While year-to-date activity in Ottawa remains in line with 2024 at about 5,800 total sales, OREB says the surge from April to May suggests the capital is “experiencing a delayed spring market” as buyers are getting more comfortable with shopping for homes again.
“April’s federal election took up real estate in consumers’ minds,” OREB president Paul Czan said in a news release.
“Now, we’re seeing a shift in the marketplace, with active listings on the rise and months of inventory holding steady. Buyers appear to be gaining confidence, re-entering the market and transacting. For sellers, however, rising inventory means that competitive pricing and strong presentation are more critical than ever.”
The sales jump in Ottawa last month is in sharp contrast to other big Canadian markets such as the Greater Toronto Area, where transactions fell more than 13 per cent year-over-year, and Vancouver, where sales plummeted 18.5 per cent compared with May 2024.
Czan said that while those markets are “showing signs of stagnation,” Ottawa is holding its own.
“Buyers and sellers are still able to transact fairly, with sale prices remaining close to list, even amid broader economic uncertainty,” he said, adding the Bank of Canada’s recent decision to hold its benchmark interest rate steady “may spur more activity” as buyers grow more confident.
The number of new listings in Ottawa rose 8.7 per cent from a year ago to 3,430 last month. OREB said there were 4,347 active residential listings at the end of last month, up 13.5 per cent from May 2024.
The overall composite benchmark price of a home in Ottawa was $629,800 last month, a 0.8 per cent increase from the same month a year ago. The benchmark price for single-family homes was $700,000, up 0.6 per cent year-over-year, while the benchmark price for a townhouse/row unit was $446,900, a 3.4 per cent increase from a year earlier.
The average price of homes sold last month was $728,623, a 4.8 per cent increase from May 2024.

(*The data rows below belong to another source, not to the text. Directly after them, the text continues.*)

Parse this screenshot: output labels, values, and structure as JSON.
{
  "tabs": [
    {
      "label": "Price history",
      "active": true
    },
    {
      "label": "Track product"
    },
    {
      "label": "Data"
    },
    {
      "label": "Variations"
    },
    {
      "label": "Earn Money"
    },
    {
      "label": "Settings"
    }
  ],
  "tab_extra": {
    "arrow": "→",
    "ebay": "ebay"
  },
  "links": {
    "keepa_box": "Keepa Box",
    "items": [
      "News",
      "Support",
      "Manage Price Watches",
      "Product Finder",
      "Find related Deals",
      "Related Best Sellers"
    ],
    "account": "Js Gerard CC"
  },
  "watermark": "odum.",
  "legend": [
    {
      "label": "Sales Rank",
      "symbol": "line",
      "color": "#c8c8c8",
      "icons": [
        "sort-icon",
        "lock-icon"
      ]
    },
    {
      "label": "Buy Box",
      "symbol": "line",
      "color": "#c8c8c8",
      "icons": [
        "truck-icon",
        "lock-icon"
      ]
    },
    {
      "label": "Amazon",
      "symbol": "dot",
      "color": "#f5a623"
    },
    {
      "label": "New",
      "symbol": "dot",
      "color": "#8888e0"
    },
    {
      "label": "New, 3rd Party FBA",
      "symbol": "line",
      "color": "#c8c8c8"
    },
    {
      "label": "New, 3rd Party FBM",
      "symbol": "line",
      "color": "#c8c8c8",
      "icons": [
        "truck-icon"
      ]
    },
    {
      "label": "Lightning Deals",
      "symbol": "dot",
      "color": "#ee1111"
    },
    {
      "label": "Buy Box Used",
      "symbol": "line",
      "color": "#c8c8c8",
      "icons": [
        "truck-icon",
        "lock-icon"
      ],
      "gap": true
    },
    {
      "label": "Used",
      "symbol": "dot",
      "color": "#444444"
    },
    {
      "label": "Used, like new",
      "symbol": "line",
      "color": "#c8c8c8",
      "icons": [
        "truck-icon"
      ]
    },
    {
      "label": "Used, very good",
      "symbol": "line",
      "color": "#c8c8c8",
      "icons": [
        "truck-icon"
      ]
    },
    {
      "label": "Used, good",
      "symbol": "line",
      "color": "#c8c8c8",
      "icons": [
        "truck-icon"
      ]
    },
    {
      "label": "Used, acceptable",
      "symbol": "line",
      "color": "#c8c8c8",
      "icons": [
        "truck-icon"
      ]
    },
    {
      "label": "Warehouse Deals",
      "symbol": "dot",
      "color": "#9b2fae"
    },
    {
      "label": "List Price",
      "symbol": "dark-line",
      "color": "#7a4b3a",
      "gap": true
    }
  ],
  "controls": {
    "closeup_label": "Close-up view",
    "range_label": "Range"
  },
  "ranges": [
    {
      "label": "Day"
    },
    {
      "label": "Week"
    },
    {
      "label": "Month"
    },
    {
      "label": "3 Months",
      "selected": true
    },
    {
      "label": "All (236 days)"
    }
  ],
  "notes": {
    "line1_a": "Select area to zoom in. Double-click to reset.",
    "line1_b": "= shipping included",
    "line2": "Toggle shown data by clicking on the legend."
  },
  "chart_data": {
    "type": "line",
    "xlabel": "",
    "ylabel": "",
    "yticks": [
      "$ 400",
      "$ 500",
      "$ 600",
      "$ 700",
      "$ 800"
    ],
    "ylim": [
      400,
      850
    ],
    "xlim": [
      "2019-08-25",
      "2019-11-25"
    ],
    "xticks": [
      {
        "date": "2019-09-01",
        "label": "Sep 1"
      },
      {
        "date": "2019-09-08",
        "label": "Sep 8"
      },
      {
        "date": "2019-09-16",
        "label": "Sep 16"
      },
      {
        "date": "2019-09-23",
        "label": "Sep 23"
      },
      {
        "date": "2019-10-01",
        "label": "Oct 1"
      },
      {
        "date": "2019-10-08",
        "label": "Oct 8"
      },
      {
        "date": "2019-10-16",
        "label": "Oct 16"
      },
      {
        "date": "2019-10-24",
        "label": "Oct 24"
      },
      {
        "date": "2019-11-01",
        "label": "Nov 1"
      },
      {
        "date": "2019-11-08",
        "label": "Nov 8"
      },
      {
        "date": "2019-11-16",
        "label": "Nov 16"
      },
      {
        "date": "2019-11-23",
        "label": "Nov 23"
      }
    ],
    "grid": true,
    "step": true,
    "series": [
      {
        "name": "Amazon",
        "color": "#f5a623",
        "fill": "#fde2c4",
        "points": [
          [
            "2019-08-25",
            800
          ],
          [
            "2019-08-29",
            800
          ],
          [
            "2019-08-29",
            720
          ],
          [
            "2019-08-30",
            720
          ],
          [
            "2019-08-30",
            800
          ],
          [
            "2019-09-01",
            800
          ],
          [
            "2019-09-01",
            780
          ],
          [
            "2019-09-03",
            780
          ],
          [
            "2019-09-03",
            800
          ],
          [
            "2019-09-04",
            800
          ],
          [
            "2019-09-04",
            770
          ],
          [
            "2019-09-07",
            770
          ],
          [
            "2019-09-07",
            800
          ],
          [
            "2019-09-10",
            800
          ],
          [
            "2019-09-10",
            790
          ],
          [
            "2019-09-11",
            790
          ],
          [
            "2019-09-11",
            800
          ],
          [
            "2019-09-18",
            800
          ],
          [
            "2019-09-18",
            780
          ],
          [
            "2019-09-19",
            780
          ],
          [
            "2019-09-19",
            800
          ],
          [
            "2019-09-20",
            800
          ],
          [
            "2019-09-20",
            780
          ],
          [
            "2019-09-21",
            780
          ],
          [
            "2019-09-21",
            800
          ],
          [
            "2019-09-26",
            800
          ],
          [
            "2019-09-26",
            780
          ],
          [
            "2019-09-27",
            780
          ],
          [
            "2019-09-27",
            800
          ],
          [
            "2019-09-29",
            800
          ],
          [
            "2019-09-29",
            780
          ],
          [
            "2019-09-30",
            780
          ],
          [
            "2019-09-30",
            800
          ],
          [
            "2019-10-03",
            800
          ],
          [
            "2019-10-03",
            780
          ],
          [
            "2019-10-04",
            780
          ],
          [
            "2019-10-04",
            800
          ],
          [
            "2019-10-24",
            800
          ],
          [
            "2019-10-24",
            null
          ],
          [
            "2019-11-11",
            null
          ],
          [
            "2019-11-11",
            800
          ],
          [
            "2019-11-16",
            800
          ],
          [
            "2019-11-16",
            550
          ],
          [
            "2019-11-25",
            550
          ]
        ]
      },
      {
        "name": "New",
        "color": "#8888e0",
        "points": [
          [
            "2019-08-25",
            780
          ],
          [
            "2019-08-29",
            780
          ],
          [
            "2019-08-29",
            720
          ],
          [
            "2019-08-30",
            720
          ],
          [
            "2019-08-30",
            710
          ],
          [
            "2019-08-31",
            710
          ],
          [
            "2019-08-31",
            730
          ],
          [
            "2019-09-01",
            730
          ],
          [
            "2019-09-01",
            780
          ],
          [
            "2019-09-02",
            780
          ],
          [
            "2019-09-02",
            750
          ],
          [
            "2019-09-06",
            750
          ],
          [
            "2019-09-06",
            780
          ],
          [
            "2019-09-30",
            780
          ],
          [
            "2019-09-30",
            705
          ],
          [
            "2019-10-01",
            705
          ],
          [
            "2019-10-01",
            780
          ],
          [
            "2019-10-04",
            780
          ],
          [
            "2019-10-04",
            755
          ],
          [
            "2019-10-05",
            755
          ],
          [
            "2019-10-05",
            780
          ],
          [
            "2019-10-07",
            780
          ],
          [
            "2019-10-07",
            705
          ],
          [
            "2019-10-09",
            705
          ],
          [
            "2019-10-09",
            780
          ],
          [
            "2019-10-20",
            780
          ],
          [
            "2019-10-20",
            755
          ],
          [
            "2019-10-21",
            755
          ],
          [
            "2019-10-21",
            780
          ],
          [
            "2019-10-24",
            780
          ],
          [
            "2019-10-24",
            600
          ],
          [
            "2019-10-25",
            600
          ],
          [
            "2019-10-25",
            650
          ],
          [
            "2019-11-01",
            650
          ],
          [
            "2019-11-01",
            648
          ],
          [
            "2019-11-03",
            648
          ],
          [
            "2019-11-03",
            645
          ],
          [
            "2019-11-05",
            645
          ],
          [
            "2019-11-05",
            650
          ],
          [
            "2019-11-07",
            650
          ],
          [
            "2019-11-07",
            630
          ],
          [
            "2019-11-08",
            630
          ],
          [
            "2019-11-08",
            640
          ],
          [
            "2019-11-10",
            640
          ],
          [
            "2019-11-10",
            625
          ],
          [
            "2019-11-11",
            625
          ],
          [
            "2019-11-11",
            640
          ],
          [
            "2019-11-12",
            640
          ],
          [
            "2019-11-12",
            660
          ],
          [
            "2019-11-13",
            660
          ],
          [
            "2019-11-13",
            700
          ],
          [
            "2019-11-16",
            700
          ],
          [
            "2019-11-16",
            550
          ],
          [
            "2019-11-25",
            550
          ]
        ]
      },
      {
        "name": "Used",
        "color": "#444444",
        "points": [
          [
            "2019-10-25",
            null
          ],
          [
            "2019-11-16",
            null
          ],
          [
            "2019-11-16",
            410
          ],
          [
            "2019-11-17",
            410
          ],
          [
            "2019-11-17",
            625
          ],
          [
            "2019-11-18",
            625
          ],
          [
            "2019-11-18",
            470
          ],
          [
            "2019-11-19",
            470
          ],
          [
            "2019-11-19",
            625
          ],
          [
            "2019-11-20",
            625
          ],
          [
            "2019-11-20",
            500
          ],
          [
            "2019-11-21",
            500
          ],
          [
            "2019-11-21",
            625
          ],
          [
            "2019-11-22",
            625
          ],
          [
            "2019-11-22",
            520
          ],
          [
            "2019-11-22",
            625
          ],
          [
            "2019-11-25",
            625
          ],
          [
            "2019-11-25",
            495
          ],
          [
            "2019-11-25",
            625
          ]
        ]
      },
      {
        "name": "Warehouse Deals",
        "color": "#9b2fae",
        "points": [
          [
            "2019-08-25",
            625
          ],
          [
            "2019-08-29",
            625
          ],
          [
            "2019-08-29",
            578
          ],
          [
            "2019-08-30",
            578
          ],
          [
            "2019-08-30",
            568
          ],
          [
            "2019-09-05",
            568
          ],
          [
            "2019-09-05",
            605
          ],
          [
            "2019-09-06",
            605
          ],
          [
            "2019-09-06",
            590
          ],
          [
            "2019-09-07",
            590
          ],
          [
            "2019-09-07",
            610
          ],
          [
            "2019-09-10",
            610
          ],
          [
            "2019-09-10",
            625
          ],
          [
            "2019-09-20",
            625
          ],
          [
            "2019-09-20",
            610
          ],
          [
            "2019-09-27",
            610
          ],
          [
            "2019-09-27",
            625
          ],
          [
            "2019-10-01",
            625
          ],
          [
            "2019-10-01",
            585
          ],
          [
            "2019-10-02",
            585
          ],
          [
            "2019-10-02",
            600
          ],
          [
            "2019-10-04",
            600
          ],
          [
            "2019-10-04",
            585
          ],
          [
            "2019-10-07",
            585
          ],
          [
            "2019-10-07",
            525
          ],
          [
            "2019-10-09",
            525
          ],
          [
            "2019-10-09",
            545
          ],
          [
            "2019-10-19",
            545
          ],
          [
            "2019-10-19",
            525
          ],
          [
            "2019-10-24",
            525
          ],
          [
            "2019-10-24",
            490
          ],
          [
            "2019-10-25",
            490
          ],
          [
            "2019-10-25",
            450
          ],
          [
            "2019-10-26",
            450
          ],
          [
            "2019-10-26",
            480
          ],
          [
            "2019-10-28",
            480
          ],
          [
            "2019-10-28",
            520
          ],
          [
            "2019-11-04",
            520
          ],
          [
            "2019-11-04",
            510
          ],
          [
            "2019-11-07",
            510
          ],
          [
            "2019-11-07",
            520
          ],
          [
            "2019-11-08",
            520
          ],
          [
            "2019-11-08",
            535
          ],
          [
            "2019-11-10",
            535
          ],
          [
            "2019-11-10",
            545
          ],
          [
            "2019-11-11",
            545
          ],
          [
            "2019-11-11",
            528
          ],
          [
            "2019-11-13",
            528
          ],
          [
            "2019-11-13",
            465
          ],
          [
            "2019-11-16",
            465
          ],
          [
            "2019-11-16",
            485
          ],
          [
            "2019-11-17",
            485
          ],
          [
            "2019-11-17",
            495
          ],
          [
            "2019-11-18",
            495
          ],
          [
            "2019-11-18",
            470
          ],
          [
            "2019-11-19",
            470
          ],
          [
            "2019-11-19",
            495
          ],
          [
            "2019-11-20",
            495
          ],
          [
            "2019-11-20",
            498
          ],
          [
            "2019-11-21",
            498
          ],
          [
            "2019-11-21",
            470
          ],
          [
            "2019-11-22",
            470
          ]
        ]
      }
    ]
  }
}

“This was the month Ottawa needed,” Brandon Reay, manager at RE/MAX Hallmark Realty Group, said in a news release. “May didn’t just outperform expectations; it brought us back in line with last year’s volume after a sluggish start to 2025.”
Still, Reay said he doesn’t expect a return to the overheated market conditions of earlier in the decade, when bidding wars were commonplace.
“Buyers are more cautious, more selective, and better informed than they were a few years ago,” he said.